With the aid of the Bible and other Christian authorities (including Augustine), Aquinas's analysis of sin goes a little farther. The first step involves defining sin. Following Aristotle, Aquinas agrees with Socrates that no one chooses evil per se. A sin is the choosing of a temporal, changeable good against reason or eternal law (or both). Earlier in my life, with little theological or philosophical training, some things that Aquinas calls good seemed neutral or even evil to me. Trying to be virtuous, I wouldn't have called money good twenty years ago. But money is good. It can't buy happiness, but as George Bailey says, "It comes in pretty handy." It can buy shelter, food, clothes, gifts, beautiful things, tickets to nice places, and so on. Money in itself is good; only its improper use is evil. Pleasure, too, is good. A life lived entirely for pleasure is not good, and without having thought it through, I would have said earlier that as a consequence, pleasure itself is not good. But of course it's good. Pain is evil, or else we wouldn't take pain reliever, and pleasure is good, or else we wouldn't ask for backrubs.

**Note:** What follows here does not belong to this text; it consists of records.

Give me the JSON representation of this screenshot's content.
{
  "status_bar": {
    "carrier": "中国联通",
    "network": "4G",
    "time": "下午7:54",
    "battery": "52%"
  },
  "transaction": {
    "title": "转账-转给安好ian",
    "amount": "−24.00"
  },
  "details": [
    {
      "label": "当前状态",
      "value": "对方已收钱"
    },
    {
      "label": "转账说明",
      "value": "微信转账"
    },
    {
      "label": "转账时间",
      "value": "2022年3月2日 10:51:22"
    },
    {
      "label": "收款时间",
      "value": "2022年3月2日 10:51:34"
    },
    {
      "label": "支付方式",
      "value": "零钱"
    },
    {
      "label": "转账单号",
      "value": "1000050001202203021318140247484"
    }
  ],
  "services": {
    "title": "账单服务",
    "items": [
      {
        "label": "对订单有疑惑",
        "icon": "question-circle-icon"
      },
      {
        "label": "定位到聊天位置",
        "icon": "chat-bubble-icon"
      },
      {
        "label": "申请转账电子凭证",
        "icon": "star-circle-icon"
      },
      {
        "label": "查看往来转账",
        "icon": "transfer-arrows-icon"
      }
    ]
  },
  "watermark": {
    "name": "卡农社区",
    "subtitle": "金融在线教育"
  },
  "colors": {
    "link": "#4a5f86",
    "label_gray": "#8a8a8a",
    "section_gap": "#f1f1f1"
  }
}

The key to understanding how we sin by choosing something good is in the hierarchy of goods. Goods of the soul rank higher than physical goods. Eternal goods ranker higher than temporal goods. A good that is used (like money when I use it to buy ice cream) ranks lower than the good I use it for (i.e., the ice cream). And so on. People regularly opt for some kind of pain (i.e. evil i.e. loss i.e. lack of good) as the price for a good. I might take nasty medicine to improve my health, for instance. I don't choose the evil (bad taste) for itself; primarily I choose the good thing (health) and accept the evil as a rational trade-off. Health is a higher good than pleasant feelings in the mouth, so this is a good trade. The Christian Scientist thinks exactly the same way when he makes the opposite choice. Given his premise that taking medicine hurts his soul, he chooses the disease of the body as the cost for the health of his soul, which is a higher good.

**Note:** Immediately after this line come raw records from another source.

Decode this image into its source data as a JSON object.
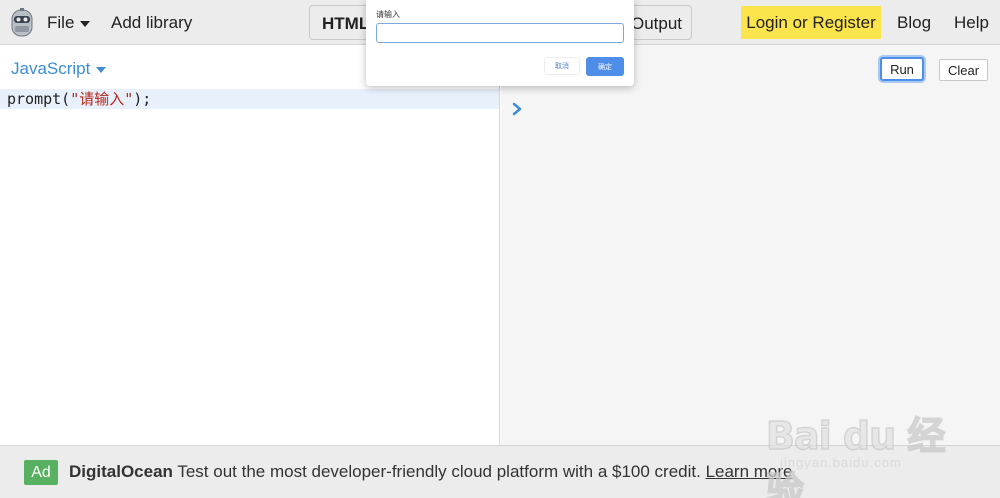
{
  "app": {
    "logo_icon": "jsbin-robot-icon"
  },
  "topbar": {
    "menu": [
      {
        "label": "File",
        "has_caret": true
      },
      {
        "label": "Add library",
        "has_caret": false
      }
    ],
    "tabs": [
      {
        "label": "HTML",
        "active": true
      },
      {
        "label": "Output",
        "active": false
      }
    ],
    "login_label": "Login or Register",
    "links": [
      "Blog",
      "Help"
    ],
    "login_color": "#fbe44c"
  },
  "editor": {
    "language": "JavaScript",
    "code_fn": "prompt(",
    "code_str": "\"请输入\"",
    "code_end": ");"
  },
  "console": {
    "prompt_icon": "chevron-right-icon",
    "run_label": "Run",
    "clear_label": "Clear"
  },
  "dialog": {
    "message": "请输入",
    "input_value": "",
    "cancel_label": "取消",
    "ok_label": "确定",
    "accent": "#4f8ee8"
  },
  "ad": {
    "badge": "Ad",
    "brand": "DigitalOcean",
    "text": " Test out the most developer-friendly cloud platform with a $100 credit. ",
    "link": "Learn more",
    "badge_color": "#58b061"
  },
  "watermark": {
    "logo_text": "Bai du 经验",
    "url": "jingyan.baidu.com"
  }
}
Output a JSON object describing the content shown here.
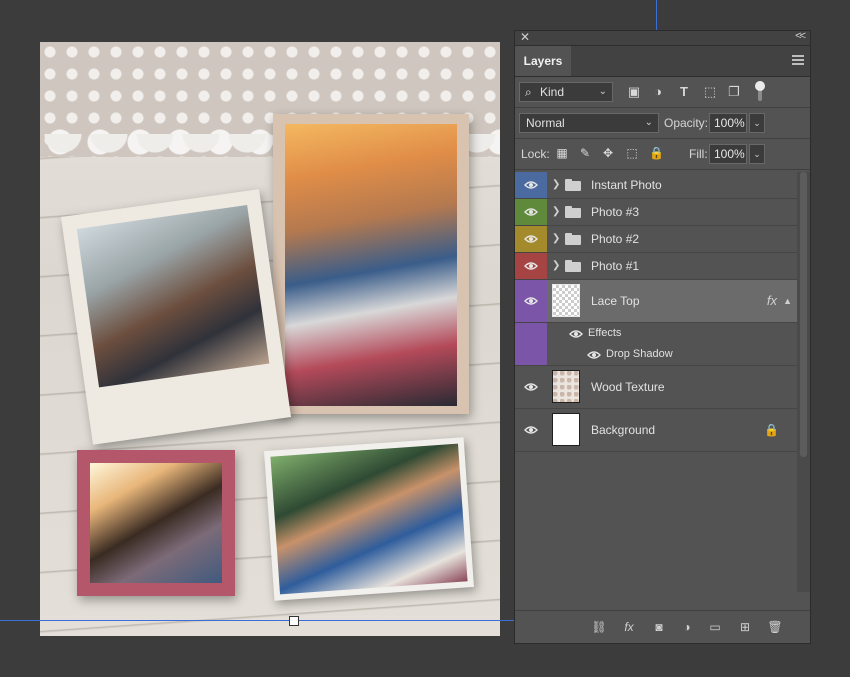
{
  "panel": {
    "close_icon": "close-icon",
    "collapse_label": "<<",
    "tab_title": "Layers",
    "filter": {
      "kind_label": "Kind",
      "icons": [
        "pixel-filter-icon",
        "adjustment-filter-icon",
        "type-filter-icon",
        "shape-filter-icon",
        "smart-object-filter-icon"
      ]
    },
    "blend_mode": "Normal",
    "opacity_label": "Opacity:",
    "opacity_value": "100%",
    "lock_label": "Lock:",
    "fill_label": "Fill:",
    "fill_value": "100%"
  },
  "layers": [
    {
      "name": "Instant Photo",
      "type": "group",
      "color": "#4a6aa0"
    },
    {
      "name": "Photo #3",
      "type": "group",
      "color": "#5f8a3c"
    },
    {
      "name": "Photo #2",
      "type": "group",
      "color": "#a38a2a"
    },
    {
      "name": "Photo #1",
      "type": "group",
      "color": "#a64444"
    },
    {
      "name": "Lace Top",
      "type": "layer",
      "color": "#7a55a8",
      "fx": "fx",
      "selected": true,
      "effects_label": "Effects",
      "effect_items": [
        "Drop Shadow"
      ]
    },
    {
      "name": "Wood Texture",
      "type": "layer"
    },
    {
      "name": "Background",
      "type": "layer",
      "locked": true
    }
  ],
  "bottom_icons": [
    "link-icon",
    "fx-icon",
    "mask-icon",
    "adjustment-icon",
    "new-group-icon",
    "new-layer-icon",
    "trash-icon"
  ],
  "bottom_fx_label": "fx"
}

But what if I choose to steal your car to go for a thrill ride? My goal is the thrill (which is good: it's fun to be thrilled), but the cost I pay is faithfulness and right standing with the law. In this case I have given up higher goods for lower. According to Aquinas this happens when the sensitive appetite influences the will toward a changeable good and reason fails to offer the right thinking (or fails to "come to the rescue" as he says in one place). This breakdown can occur in any one of those three parts of the soul. The sensitive appetite might long for some good it perceives with passion so great it simply overwhelms the reason. The reason might be impaired (through lack of sleep or drunkenness, for instance) or, yes, it might be ignorant of some act being a sin. And the will might simply deliberately choose the lower good and accept the greater evil, a sin of malice.

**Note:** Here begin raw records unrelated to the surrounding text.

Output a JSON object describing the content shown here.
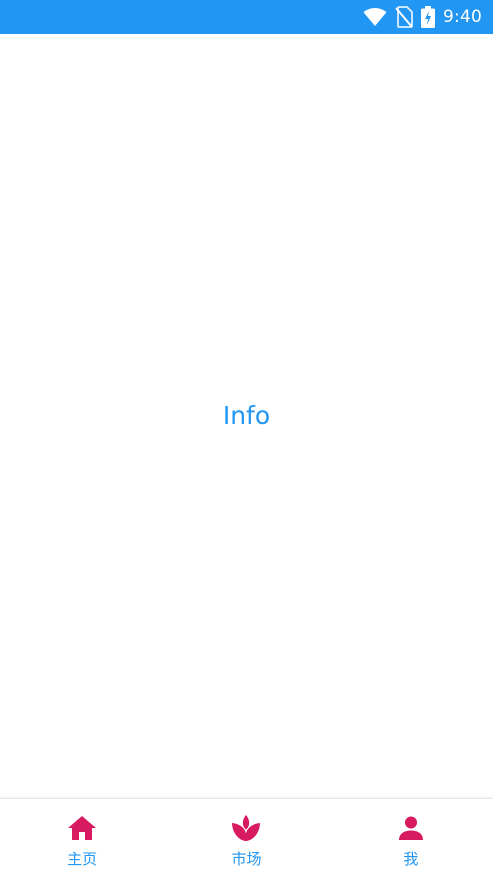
{
  "status_bar": {
    "time": "9:40",
    "background": "#2196f3",
    "icons": [
      "wifi-icon",
      "no-sim-icon",
      "battery-charging-icon"
    ]
  },
  "main": {
    "text": "Info",
    "text_color": "#2196f3"
  },
  "bottom_nav": {
    "icon_color": "#d81b60",
    "label_color": "#2196f3",
    "items": [
      {
        "label": "主页",
        "icon": "home-icon"
      },
      {
        "label": "市场",
        "icon": "lotus-icon"
      },
      {
        "label": "我",
        "icon": "person-icon"
      }
    ]
  }
}
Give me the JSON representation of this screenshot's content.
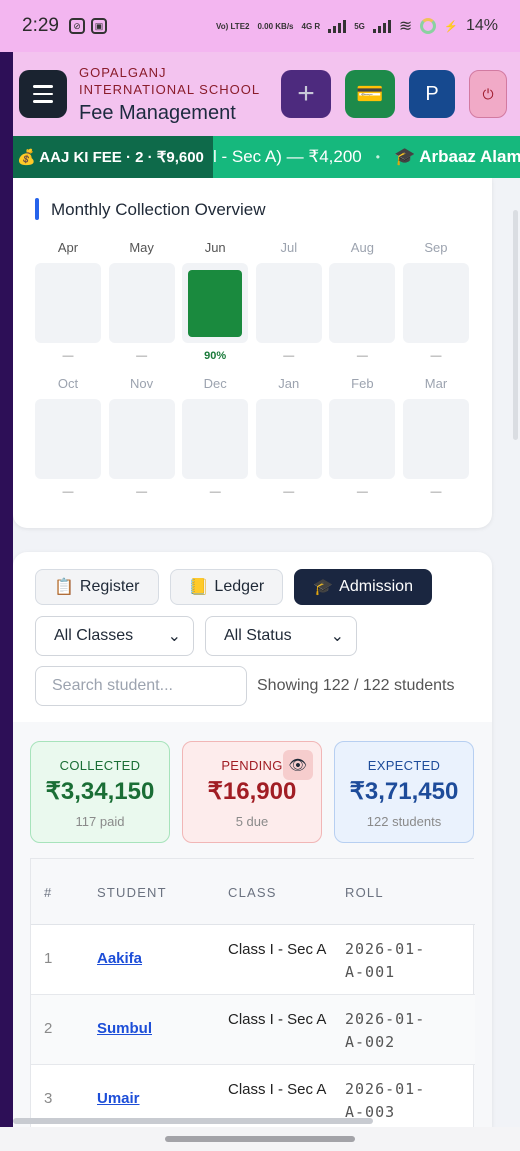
{
  "status": {
    "time": "2:29",
    "network_lines": [
      "Vo) LTE2",
      "0.00 KB/s",
      "4G R",
      "5G"
    ],
    "battery": "14%"
  },
  "header": {
    "school_name": "GOPALGANJ INTERNATIONAL SCHOOL",
    "title": "Fee Management",
    "buttons": {
      "add": "+",
      "fee_card": "💳",
      "profile": "P",
      "exit": "⏻"
    }
  },
  "ticker": {
    "label": "💰 AAJ KI FEE · 2 · ₹9,600",
    "items": [
      "l - Sec A) — ₹4,200",
      "•",
      "🎓 Arbaaz Alam ("
    ]
  },
  "monthly": {
    "title": "Monthly Collection Overview",
    "months": [
      {
        "name": "Apr",
        "pct": "—",
        "fill": 0
      },
      {
        "name": "May",
        "pct": "—",
        "fill": 0
      },
      {
        "name": "Jun",
        "pct": "90%",
        "fill": 0.9
      },
      {
        "name": "Jul",
        "pct": "—",
        "fill": 0
      },
      {
        "name": "Aug",
        "pct": "—",
        "fill": 0
      },
      {
        "name": "Sep",
        "pct": "—",
        "fill": 0
      },
      {
        "name": "Oct",
        "pct": "—",
        "fill": 0
      },
      {
        "name": "Nov",
        "pct": "—",
        "fill": 0
      },
      {
        "name": "Dec",
        "pct": "—",
        "fill": 0
      },
      {
        "name": "Jan",
        "pct": "—",
        "fill": 0
      },
      {
        "name": "Feb",
        "pct": "—",
        "fill": 0
      },
      {
        "name": "Mar",
        "pct": "—",
        "fill": 0
      }
    ]
  },
  "tabs": [
    {
      "icon": "📋",
      "label": "Register"
    },
    {
      "icon": "📒",
      "label": "Ledger"
    },
    {
      "icon": "🎓",
      "label": "Admission"
    }
  ],
  "filters": {
    "class_value": "All Classes",
    "status_value": "All Status",
    "search_placeholder": "Search student...",
    "showing": "Showing 122 / 122 students"
  },
  "summary": {
    "collected": {
      "label": "COLLECTED",
      "value": "₹3,34,150",
      "sub": "117 paid"
    },
    "pending": {
      "label": "PENDING",
      "value": "₹16,900",
      "sub": "5 due"
    },
    "expected": {
      "label": "EXPECTED",
      "value": "₹3,71,450",
      "sub": "122 students"
    }
  },
  "table": {
    "headers": [
      "#",
      "STUDENT",
      "CLASS",
      "ROLL"
    ],
    "rows": [
      {
        "num": "1",
        "name": "Aakifa",
        "class": "Class I - Sec A",
        "roll": "2026-01-A-001"
      },
      {
        "num": "2",
        "name": "Sumbul",
        "class": "Class I - Sec A",
        "roll": "2026-01-A-002"
      },
      {
        "num": "3",
        "name": "Umair",
        "class": "Class I - Sec A",
        "roll": "2026-01-A-003"
      }
    ]
  },
  "colors": {
    "accent": "#1a2640",
    "header_bg": "#f3c3ef",
    "ticker_bg": "#16b87d",
    "fill_green": "#1a8a3e"
  }
}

I'm amazed at how much of this language ends up in our current legal practice. OK, to be more honest, I'm amazed at how much of this language ends up in television's depiction of current legal practice. I haven't spent a lot of time in a courtroom, thankfully. We talk of "crimes of passion," we hear that "ignorance is no excuse," and we hear sometimes that a suspect "did with malice aforethought" commit some crime. It all makes so much sense that even commercial television gets it. So why can't the schools figure it out?